Korra’s animal guide is a polar bear-dog, a species that is feared and hunted by the members of her tribe. They’re known to be feral, powerful, deadly. Korra sees one and takes it home as a freaking pet.
And then Korra’s friends are these people almost no one would typically associate with. Two of them are orphans who grew up on the streets, forgotten by literally everyone in the world. They hold former ties to criminality and dangerous triads. Then another one is the daughter of a convicted terrorist, and that alone would make anyone naturally suspicious over loyalties. But Korra just accepts all of them whole-heartedly and invites them into her life, ultimately bringing out the best in all of them. She can see so much good where other people cannot, and I just find that so admirable.
I think it’s easy to overlook, but when Iroh told Korra that “things that seem frightening in the dark often become welcoming when we shine a light on them,” he was reminding her of something she already knew instead of telling her something new.

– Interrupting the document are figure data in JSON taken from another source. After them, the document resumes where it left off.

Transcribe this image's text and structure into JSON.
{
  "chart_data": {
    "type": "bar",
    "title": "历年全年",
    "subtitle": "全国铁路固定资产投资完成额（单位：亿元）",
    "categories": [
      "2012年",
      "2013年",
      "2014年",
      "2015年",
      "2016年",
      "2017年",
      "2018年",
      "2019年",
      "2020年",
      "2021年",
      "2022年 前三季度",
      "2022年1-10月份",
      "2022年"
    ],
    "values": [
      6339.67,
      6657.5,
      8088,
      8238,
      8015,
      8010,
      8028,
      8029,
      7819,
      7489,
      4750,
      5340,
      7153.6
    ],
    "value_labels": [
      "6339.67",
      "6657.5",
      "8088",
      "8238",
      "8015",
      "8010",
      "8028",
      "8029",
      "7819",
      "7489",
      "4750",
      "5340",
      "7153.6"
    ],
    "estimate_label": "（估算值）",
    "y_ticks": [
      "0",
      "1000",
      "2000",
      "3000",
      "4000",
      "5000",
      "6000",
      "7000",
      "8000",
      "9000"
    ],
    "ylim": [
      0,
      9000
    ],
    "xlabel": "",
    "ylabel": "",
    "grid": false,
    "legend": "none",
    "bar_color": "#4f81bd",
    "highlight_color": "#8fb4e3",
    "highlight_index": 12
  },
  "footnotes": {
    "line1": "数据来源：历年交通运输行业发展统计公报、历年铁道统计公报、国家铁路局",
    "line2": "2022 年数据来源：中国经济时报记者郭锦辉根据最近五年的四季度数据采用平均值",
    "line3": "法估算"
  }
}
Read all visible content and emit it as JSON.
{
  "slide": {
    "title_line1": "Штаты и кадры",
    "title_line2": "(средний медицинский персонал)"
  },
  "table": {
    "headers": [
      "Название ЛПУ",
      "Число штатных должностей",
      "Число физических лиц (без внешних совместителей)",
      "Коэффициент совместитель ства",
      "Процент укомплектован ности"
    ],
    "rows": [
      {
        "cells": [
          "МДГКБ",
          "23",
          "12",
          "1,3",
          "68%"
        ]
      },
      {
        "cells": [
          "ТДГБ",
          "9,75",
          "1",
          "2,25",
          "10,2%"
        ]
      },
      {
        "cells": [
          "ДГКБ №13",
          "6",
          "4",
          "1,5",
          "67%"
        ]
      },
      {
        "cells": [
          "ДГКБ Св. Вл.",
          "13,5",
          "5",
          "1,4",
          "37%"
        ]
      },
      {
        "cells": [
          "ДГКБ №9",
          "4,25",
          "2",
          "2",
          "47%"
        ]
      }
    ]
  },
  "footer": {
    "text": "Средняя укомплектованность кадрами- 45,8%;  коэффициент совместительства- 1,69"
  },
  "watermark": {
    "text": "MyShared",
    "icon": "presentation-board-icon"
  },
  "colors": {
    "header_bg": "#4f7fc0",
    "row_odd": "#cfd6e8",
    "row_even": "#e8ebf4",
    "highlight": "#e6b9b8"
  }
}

Korra basically doesn’t care about anything other than a person’s present and their future potential. Kai might have intended to take advantage of her and Tenzin’s good will, but she knew he could change and that was what mattered to her. Tarrlok bloodbent her, kidnapped her, and locked her in a box, but she still could hardly bear to see him imprisoned. She even felt upset that she couldn’t save Unalaq, in spite of all the pain he caused her.
It’s no wonder that Unalaq’s talk about there being no evil spirits and finding the light in the dark resonated with her, and why she ended up convinced that spirits and humanity should be given the chance to intermingle once again in spite of what had happened in Wan’s time.